Ruse, like Bannon, makes a distinction between what he considers “doctrine”—the church’s conservative teaching on sex, which largely concerns individual actions—and what he considers non-doctrinal issues of social teaching on immigration, poverty and war—which touch on the individual’s role in the larger society. The church, however, makes no such distinction. It considers doctrine all teachings regarding faith and morals.

It was exactly this false distinction that Pope Francis was attempting to erase last week when he said that ending DACA wasn’t “pro-life”:

The President of the United States presents himself as pro-life and if he is a good pro-lifer, he understands that family is the cradle of life and its unity must be protected.

What Bannon does really, really believe in, apparently, besides the general patriarchy of Catholicism and the importance of the “traditional” family, is the Catholic idea of subsidiarity—that issues are best dealt with at the most local level practicable rather than by a central authority. This offers a convenient justification for Republican attacks on “big government” and reasonable levels of taxation that support federal anti-poverty programs, which the Catholic hierarchy generally supports.

As O’Loughlin notes, this is very much in line with Breitbart’s coverage of the church under Bannon, which was “aimed at bolstering conservative ideas and undercutting progressive figures.”

And this explains much of the conservative Catholic movement over the past twenty years, from Bannon to Paul Ryan, who recently told a Catholic nun (who questioned his commitment to the Catholic teaching of the preferential option for the poor because he wanted to decimate the ACA) that he was following Catholic teaching by cutting taxes and getting rid of social programs:

We exercise prudential judgment in practicing our faith. For me—for the poor that’s key to the Catholic faith. That means mobility, economic growth, equality of opportunity.

I think we need to change our approach on fighting poverty. Instead of measuring success on how much money we spend or how many programs we create or how many people on those programs, let’s measure success and poverty on outcomes.

Except that as far as outcomes go, none of the Republican’s various tax-cutting or welfare-reduction schemes have been shown to reduce poverty or create upward mobility. They aren’t a means to an end; they are an end in themselves.

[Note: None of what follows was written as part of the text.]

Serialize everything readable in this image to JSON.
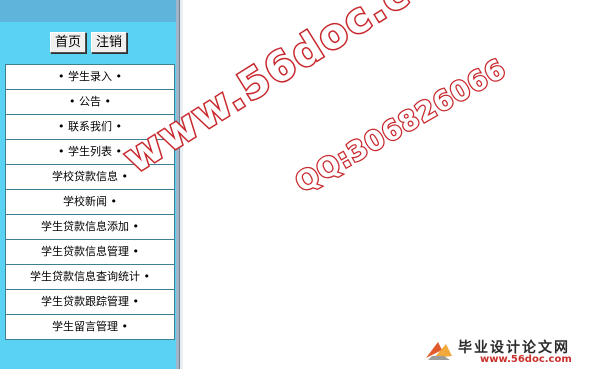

So apparently Paul Ryan goes to the same cafeteria as Steve Bannon, where large helpings of words like subsidiarity and prudential judgment allow them to ignore Catholic teaching, just as sure as someone who sits in mass every week but uses the Pill. But in their case, it’s not a matter of an individual “sin” that carries little social consequence but of consequential actions that harm whole societies.